Where do you start, let’s assume a few things in the closing process like you have negotiated a great sales price on the land because it has no road or legal access, also that the only thing left to do now is work out an easement to the land. I would recommend predicating your contract for sale on your ability to gain legal access to the land if not you will have a very hard if not impossible time securing financing for the closing and this could leave you open to a possible law suite for specific performance for not fulfilling your contract obligations. We are also for this article going to use the easement by necessity argument which is a very common issue in buying land for sale in Alabama and other southern states where property has been acquired through heirship, meaning death of a parent with no will.
Let’s say Mr. Smith purchased his twenty acres of land for sale in Alabama and an easement by necessity arises by implied grant when his part of the original commonly-owned tract of land is severed (sold) in such a way that either portion of the property has been rendered inaccessible except by passing over the other portion or by trespassing on the lands of another. An easement by necessity requires no written conveyance because it is a vested right for successive holders of the dominant tenement and remains binding on successive holders of the servient tenement. What exactly does this mean, if a tract of land started out being sixty acres and the original land owner sold twenty acres years before Mr. Smith purchased his tract and that twenty acres lies behind the forty away from the main road then that twenty acres Mr. Smith purchased is by legal definition not land locked and accessible by easement by necessity or a must have for the right of way or easement.
This does not mean smooth sailing by any stretch, the owner of the forty acres in front of Mr. Smith’s twenty acres can fence or gate off his twenty acres at any point and this will usually lead to court action so better to get that easement in writing prior to your land closing. Take all your legal argument with you and ask for a meeting with your soon to be neighbor and try to work out a written easement which just solidifies your legal right to the road or passageway to your land. If you can’t work out your easement with the neighbor get an experienced land attorney to file suite for you and do not waste your time on an attorney with no experience, ask how many cases he has filed and more important how many he has taken to court and won.

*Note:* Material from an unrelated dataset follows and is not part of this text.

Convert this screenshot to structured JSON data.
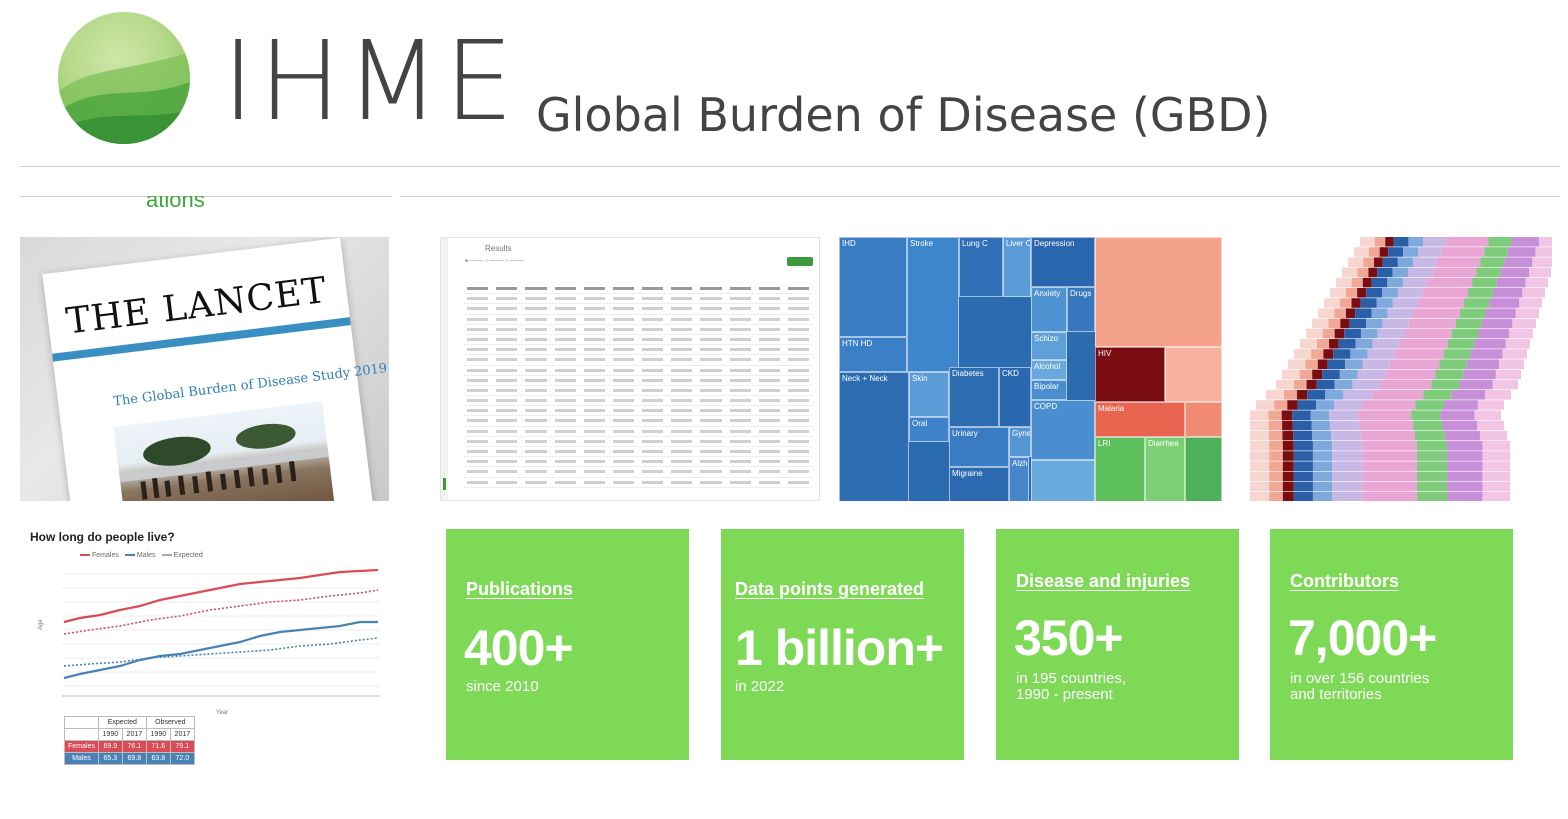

An inexperienced attorney will cost you time and money and don’t think if he is bad enough that he can’t lose this sure win way, a bad attorney can kill this process I have used many legal arguments in my days of buying and selling land and easement by necessity is always the easiest to prove sometimes you will be challenged in court but that’s how you negotiate a cheep price and remember this may not become an issue for the original land owner until there is a new owner in town, you.
There is a lot of land for sale in Alabama that is land locked and that is a perfect opportunity to save thousands of dollars buying your land. If you have the patience and fortitude to buy land locked property and work out the problems you could save as much as half of the purchase price of the land.